The contradiction is painstakingly spelled out — St. Vincent is so famous she has constant obligations, but not famous enough to be a household name. The film’s first words come from a chauffeur driving a sunglasses-shrouded Clark through the desert in a gleaming white limo: “So you’re a singer?” he says, the skepticism bare in his voice. “I’ve never heard of you.” He calls up his son, who chimes in over speakerphone that he’s never heard of her, either; when they ask for her to sing, she glides into a few lines of “New York,” until they gasp at the line, “You’re the only motherfucker in this city who can handle me.” (“Did she just say MF?” the son wheezes.) Later in the film, Clark forgets her badge and can’t get into the theater for her own show. The walls outside are plastered with posters of her face — “Dude?” she hisses at the security guard, pointing at them.
The Nowhere Inn slips moments of levity into all this self-conscious prodding. Director Bill Benz is a Portlandia alum, and he knows when to center on slight shifts in Brownstein’s expression, the moments when a raised eyebrow or slow blink can make a scene. The only purely funny moment in the movie stems from a Dakota Jonson cameo, with the actress playing herself as Clark’s newest celebrity girlfriend.
The sets and costumes are sumptuous, and the camera lets us drink it all in. Glittering dresses abound. Statues shine in the background. The lens shivers and blurs, red streaks oozing across the screen at times. There are so many shots of mirrors, so many heavy-handed metaphors: We see abundant refractions and reflections of Brownstein and Clark.
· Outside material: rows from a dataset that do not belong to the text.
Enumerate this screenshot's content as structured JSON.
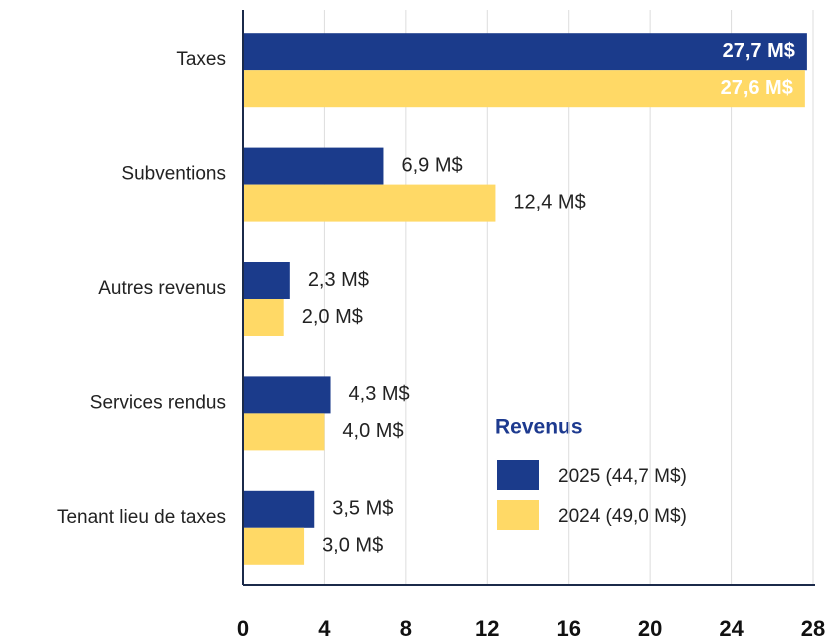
{
  "chart_data": {
    "type": "bar",
    "orientation": "horizontal",
    "categories": [
      "Taxes",
      "Subventions",
      "Autres  revenus",
      "Services rendus",
      "Tenant lieu de taxes"
    ],
    "series": [
      {
        "name": "2025 (44,7 M$)",
        "color": "#1b3b8b",
        "values": [
          27.7,
          6.9,
          2.3,
          4.3,
          3.5
        ],
        "value_labels": [
          "27,7 M$",
          "6,9 M$",
          "2,3 M$",
          "4,3 M$",
          "3,5 M$"
        ]
      },
      {
        "name": "2024 (49,0 M$)",
        "color": "#ffd966",
        "values": [
          27.6,
          12.4,
          2.0,
          4.0,
          3.0
        ],
        "value_labels": [
          "27,6 M$",
          "12,4 M$",
          "2,0 M$",
          "4,0 M$",
          "3,0 M$"
        ]
      }
    ],
    "legend_title": "Revenus",
    "xlim": [
      0,
      28
    ],
    "xticks": [
      0,
      4,
      8,
      12,
      16,
      20,
      24,
      28
    ],
    "grid": true
  }
}
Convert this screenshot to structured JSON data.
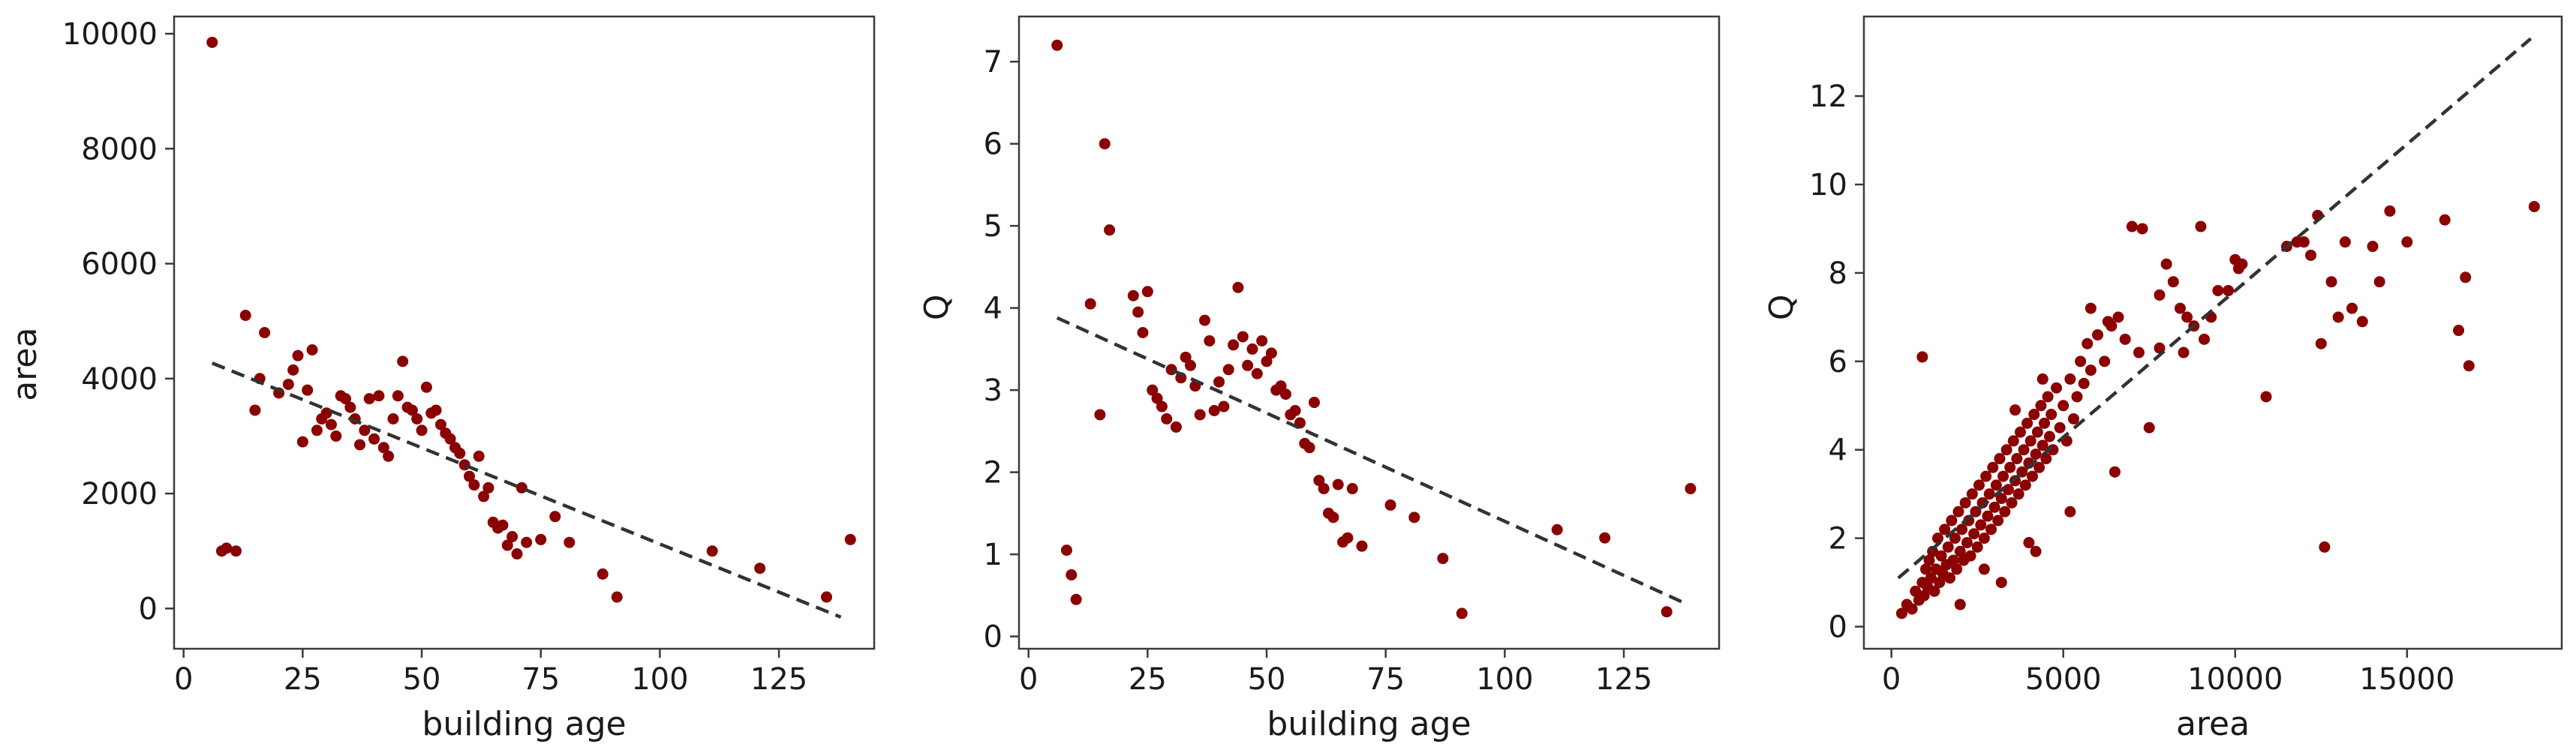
{
  "colors": {
    "marker": "#8b0000",
    "trend": "#333333",
    "frame": "#3a3a3a"
  },
  "chart_data": [
    {
      "type": "scatter",
      "xlabel": "building age",
      "ylabel": "area",
      "xlim": [
        -2,
        145
      ],
      "ylim": [
        -700,
        10300
      ],
      "xticks": [
        0,
        25,
        50,
        75,
        100,
        125
      ],
      "yticks": [
        0,
        2000,
        4000,
        6000,
        8000,
        10000
      ],
      "xtick_labels": [
        "0",
        "25",
        "50",
        "75",
        "100",
        "125"
      ],
      "ytick_labels": [
        "0",
        "2000",
        "4000",
        "6000",
        "8000",
        "10000"
      ],
      "trend_line": {
        "x": [
          6,
          138
        ],
        "y": [
          4270,
          -150
        ]
      },
      "points": [
        [
          6,
          9850
        ],
        [
          8,
          1000
        ],
        [
          9,
          1050
        ],
        [
          11,
          1000
        ],
        [
          13,
          5100
        ],
        [
          15,
          3450
        ],
        [
          16,
          4000
        ],
        [
          17,
          4800
        ],
        [
          20,
          3750
        ],
        [
          22,
          3900
        ],
        [
          23,
          4150
        ],
        [
          24,
          4400
        ],
        [
          25,
          2900
        ],
        [
          26,
          3800
        ],
        [
          27,
          4500
        ],
        [
          28,
          3100
        ],
        [
          29,
          3300
        ],
        [
          30,
          3400
        ],
        [
          31,
          3200
        ],
        [
          32,
          3000
        ],
        [
          33,
          3700
        ],
        [
          34,
          3650
        ],
        [
          35,
          3500
        ],
        [
          36,
          3300
        ],
        [
          37,
          2850
        ],
        [
          38,
          3100
        ],
        [
          39,
          3650
        ],
        [
          40,
          2950
        ],
        [
          41,
          3700
        ],
        [
          42,
          2800
        ],
        [
          43,
          2650
        ],
        [
          44,
          3300
        ],
        [
          45,
          3700
        ],
        [
          46,
          4300
        ],
        [
          47,
          3500
        ],
        [
          48,
          3450
        ],
        [
          49,
          3300
        ],
        [
          50,
          3100
        ],
        [
          51,
          3850
        ],
        [
          52,
          3400
        ],
        [
          53,
          3450
        ],
        [
          54,
          3200
        ],
        [
          55,
          3050
        ],
        [
          56,
          2950
        ],
        [
          57,
          2800
        ],
        [
          58,
          2700
        ],
        [
          59,
          2500
        ],
        [
          60,
          2300
        ],
        [
          61,
          2150
        ],
        [
          62,
          2650
        ],
        [
          63,
          1950
        ],
        [
          64,
          2100
        ],
        [
          65,
          1500
        ],
        [
          66,
          1400
        ],
        [
          67,
          1450
        ],
        [
          68,
          1100
        ],
        [
          69,
          1250
        ],
        [
          70,
          950
        ],
        [
          71,
          2100
        ],
        [
          72,
          1150
        ],
        [
          75,
          1200
        ],
        [
          78,
          1600
        ],
        [
          81,
          1150
        ],
        [
          88,
          600
        ],
        [
          91,
          200
        ],
        [
          111,
          1000
        ],
        [
          121,
          700
        ],
        [
          135,
          200
        ],
        [
          140,
          1200
        ]
      ]
    },
    {
      "type": "scatter",
      "xlabel": "building age",
      "ylabel": "Q",
      "xlim": [
        -2,
        145
      ],
      "ylim": [
        -0.15,
        7.55
      ],
      "xticks": [
        0,
        25,
        50,
        75,
        100,
        125
      ],
      "yticks": [
        0,
        1,
        2,
        3,
        4,
        5,
        6,
        7
      ],
      "xtick_labels": [
        "0",
        "25",
        "50",
        "75",
        "100",
        "125"
      ],
      "ytick_labels": [
        "0",
        "1",
        "2",
        "3",
        "4",
        "5",
        "6",
        "7"
      ],
      "trend_line": {
        "x": [
          6,
          138
        ],
        "y": [
          3.88,
          0.4
        ]
      },
      "points": [
        [
          6,
          7.2
        ],
        [
          8,
          1.05
        ],
        [
          9,
          0.75
        ],
        [
          10,
          0.45
        ],
        [
          13,
          4.05
        ],
        [
          15,
          2.7
        ],
        [
          16,
          6.0
        ],
        [
          17,
          4.95
        ],
        [
          22,
          4.15
        ],
        [
          23,
          3.95
        ],
        [
          24,
          3.7
        ],
        [
          25,
          4.2
        ],
        [
          26,
          3.0
        ],
        [
          27,
          2.9
        ],
        [
          28,
          2.8
        ],
        [
          29,
          2.65
        ],
        [
          30,
          3.25
        ],
        [
          31,
          2.55
        ],
        [
          32,
          3.15
        ],
        [
          33,
          3.4
        ],
        [
          34,
          3.3
        ],
        [
          35,
          3.05
        ],
        [
          36,
          2.7
        ],
        [
          37,
          3.85
        ],
        [
          38,
          3.6
        ],
        [
          39,
          2.75
        ],
        [
          40,
          3.1
        ],
        [
          41,
          2.8
        ],
        [
          42,
          3.25
        ],
        [
          43,
          3.55
        ],
        [
          44,
          4.25
        ],
        [
          45,
          3.65
        ],
        [
          46,
          3.3
        ],
        [
          47,
          3.5
        ],
        [
          48,
          3.2
        ],
        [
          49,
          3.6
        ],
        [
          50,
          3.35
        ],
        [
          51,
          3.45
        ],
        [
          52,
          3.0
        ],
        [
          53,
          3.05
        ],
        [
          54,
          2.95
        ],
        [
          55,
          2.7
        ],
        [
          56,
          2.75
        ],
        [
          57,
          2.6
        ],
        [
          58,
          2.35
        ],
        [
          59,
          2.3
        ],
        [
          60,
          2.85
        ],
        [
          61,
          1.9
        ],
        [
          62,
          1.8
        ],
        [
          63,
          1.5
        ],
        [
          64,
          1.45
        ],
        [
          65,
          1.85
        ],
        [
          66,
          1.15
        ],
        [
          67,
          1.2
        ],
        [
          68,
          1.8
        ],
        [
          70,
          1.1
        ],
        [
          76,
          1.6
        ],
        [
          81,
          1.45
        ],
        [
          87,
          0.95
        ],
        [
          91,
          0.28
        ],
        [
          111,
          1.3
        ],
        [
          121,
          1.2
        ],
        [
          134,
          0.3
        ],
        [
          139,
          1.8
        ]
      ]
    },
    {
      "type": "scatter",
      "xlabel": "area",
      "ylabel": "Q",
      "xlim": [
        -800,
        19500
      ],
      "ylim": [
        -0.5,
        13.8
      ],
      "xticks": [
        0,
        5000,
        10000,
        15000
      ],
      "yticks": [
        0,
        2,
        4,
        6,
        8,
        10,
        12
      ],
      "xtick_labels": [
        "0",
        "5000",
        "10000",
        "15000"
      ],
      "ytick_labels": [
        "0",
        "2",
        "4",
        "6",
        "8",
        "10",
        "12"
      ],
      "trend_line": {
        "x": [
          200,
          18600
        ],
        "y": [
          1.1,
          13.3
        ]
      },
      "points": [
        [
          300,
          0.3
        ],
        [
          450,
          0.5
        ],
        [
          600,
          0.4
        ],
        [
          700,
          0.8
        ],
        [
          800,
          0.6
        ],
        [
          900,
          1.0
        ],
        [
          950,
          0.7
        ],
        [
          1000,
          1.3
        ],
        [
          1050,
          0.9
        ],
        [
          1100,
          1.5
        ],
        [
          1150,
          1.1
        ],
        [
          1200,
          1.7
        ],
        [
          1250,
          0.8
        ],
        [
          1300,
          1.3
        ],
        [
          1350,
          2.0
        ],
        [
          1400,
          1.0
        ],
        [
          1450,
          1.6
        ],
        [
          1500,
          1.2
        ],
        [
          1550,
          2.2
        ],
        [
          1600,
          1.4
        ],
        [
          1650,
          1.8
        ],
        [
          1700,
          1.1
        ],
        [
          1750,
          2.4
        ],
        [
          1800,
          1.5
        ],
        [
          1850,
          2.0
        ],
        [
          1900,
          1.3
        ],
        [
          1950,
          2.6
        ],
        [
          2000,
          1.7
        ],
        [
          2050,
          2.2
        ],
        [
          2100,
          1.5
        ],
        [
          2150,
          2.8
        ],
        [
          2200,
          1.9
        ],
        [
          2250,
          2.4
        ],
        [
          2300,
          1.6
        ],
        [
          2350,
          3.0
        ],
        [
          2400,
          2.1
        ],
        [
          2450,
          2.6
        ],
        [
          2500,
          1.8
        ],
        [
          2550,
          3.2
        ],
        [
          2600,
          2.3
        ],
        [
          2650,
          2.8
        ],
        [
          2700,
          2.0
        ],
        [
          2750,
          3.4
        ],
        [
          2800,
          2.5
        ],
        [
          2850,
          3.0
        ],
        [
          2900,
          2.2
        ],
        [
          2950,
          3.6
        ],
        [
          3000,
          2.7
        ],
        [
          3050,
          3.2
        ],
        [
          3100,
          2.4
        ],
        [
          3150,
          3.8
        ],
        [
          3200,
          2.9
        ],
        [
          3250,
          3.4
        ],
        [
          3300,
          2.6
        ],
        [
          3350,
          4.0
        ],
        [
          3400,
          3.1
        ],
        [
          3450,
          3.6
        ],
        [
          3500,
          2.8
        ],
        [
          3550,
          4.2
        ],
        [
          3600,
          3.3
        ],
        [
          3650,
          3.8
        ],
        [
          3700,
          3.0
        ],
        [
          3750,
          4.4
        ],
        [
          3800,
          3.5
        ],
        [
          3850,
          4.0
        ],
        [
          3900,
          3.2
        ],
        [
          3950,
          4.6
        ],
        [
          4000,
          3.7
        ],
        [
          4050,
          4.2
        ],
        [
          4100,
          3.4
        ],
        [
          4150,
          4.8
        ],
        [
          4200,
          3.9
        ],
        [
          4250,
          4.4
        ],
        [
          4300,
          3.6
        ],
        [
          4350,
          5.0
        ],
        [
          4400,
          4.1
        ],
        [
          4450,
          4.6
        ],
        [
          4500,
          3.8
        ],
        [
          4550,
          5.2
        ],
        [
          4600,
          4.3
        ],
        [
          4650,
          4.8
        ],
        [
          4700,
          4.0
        ],
        [
          4800,
          5.4
        ],
        [
          4900,
          4.5
        ],
        [
          5000,
          5.0
        ],
        [
          5100,
          4.2
        ],
        [
          5200,
          5.6
        ],
        [
          5300,
          4.7
        ],
        [
          5400,
          5.2
        ],
        [
          5500,
          6.0
        ],
        [
          5600,
          5.5
        ],
        [
          5700,
          6.4
        ],
        [
          5800,
          5.8
        ],
        [
          6000,
          6.6
        ],
        [
          6200,
          6.0
        ],
        [
          6400,
          6.8
        ],
        [
          6600,
          7.0
        ],
        [
          6800,
          6.5
        ],
        [
          7000,
          9.05
        ],
        [
          7200,
          6.2
        ],
        [
          7300,
          9.0
        ],
        [
          7500,
          4.5
        ],
        [
          7800,
          7.5
        ],
        [
          8000,
          8.2
        ],
        [
          8200,
          7.8
        ],
        [
          8400,
          7.2
        ],
        [
          8600,
          7.0
        ],
        [
          8800,
          6.8
        ],
        [
          9000,
          9.05
        ],
        [
          9100,
          6.5
        ],
        [
          9300,
          7.0
        ],
        [
          9500,
          7.6
        ],
        [
          9800,
          7.6
        ],
        [
          10000,
          8.3
        ],
        [
          10100,
          8.1
        ],
        [
          10200,
          8.2
        ],
        [
          10900,
          5.2
        ],
        [
          11500,
          8.6
        ],
        [
          11800,
          8.7
        ],
        [
          12000,
          8.7
        ],
        [
          12200,
          8.4
        ],
        [
          12400,
          9.3
        ],
        [
          12500,
          6.4
        ],
        [
          12600,
          1.8
        ],
        [
          12800,
          7.8
        ],
        [
          13000,
          7.0
        ],
        [
          13200,
          8.7
        ],
        [
          13400,
          7.2
        ],
        [
          13700,
          6.9
        ],
        [
          14000,
          8.6
        ],
        [
          14200,
          7.8
        ],
        [
          14500,
          9.4
        ],
        [
          15000,
          8.7
        ],
        [
          16100,
          9.2
        ],
        [
          16500,
          6.7
        ],
        [
          16700,
          7.9
        ],
        [
          16800,
          5.9
        ],
        [
          18700,
          9.5
        ],
        [
          900,
          6.1
        ],
        [
          2000,
          0.5
        ],
        [
          4200,
          1.7
        ],
        [
          3200,
          1.0
        ],
        [
          4000,
          1.9
        ],
        [
          2700,
          1.3
        ],
        [
          5200,
          2.6
        ],
        [
          6500,
          3.5
        ],
        [
          3600,
          4.9
        ],
        [
          4400,
          5.6
        ],
        [
          5800,
          7.2
        ],
        [
          6300,
          6.9
        ],
        [
          7800,
          6.3
        ],
        [
          8500,
          6.2
        ]
      ]
    }
  ]
}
But a film can’t propel itself on symbolism alone.
Still, there are intriguing questions at the movie’s core. “The audience doesn’t need me,” Clark says at one point, slamming her fist on a board room table. “I’m just a vessel for their feelings.” At another point in the film, she insists: “I know who I am. Why does it matter if anyone else does?” It’s hard to not to read this as a rebuke of St. Vincent’s critics, or a blanket defense for her past media conduct, but interrogating what artists actually owe fans and vice versa is worthwhile and compelling. Instead, the movie sinks further into itself. While bending over backwards to assert that it’s not your typical music star documentary, The Nowhere Inn achieves the same result as most films in that genre. We’re left grasping at the idea of who St. Vincent is or could be; all we know for sure is how much she wants to prove.
The Nowhere Inn is out 9/17 on VOD and in select theaters.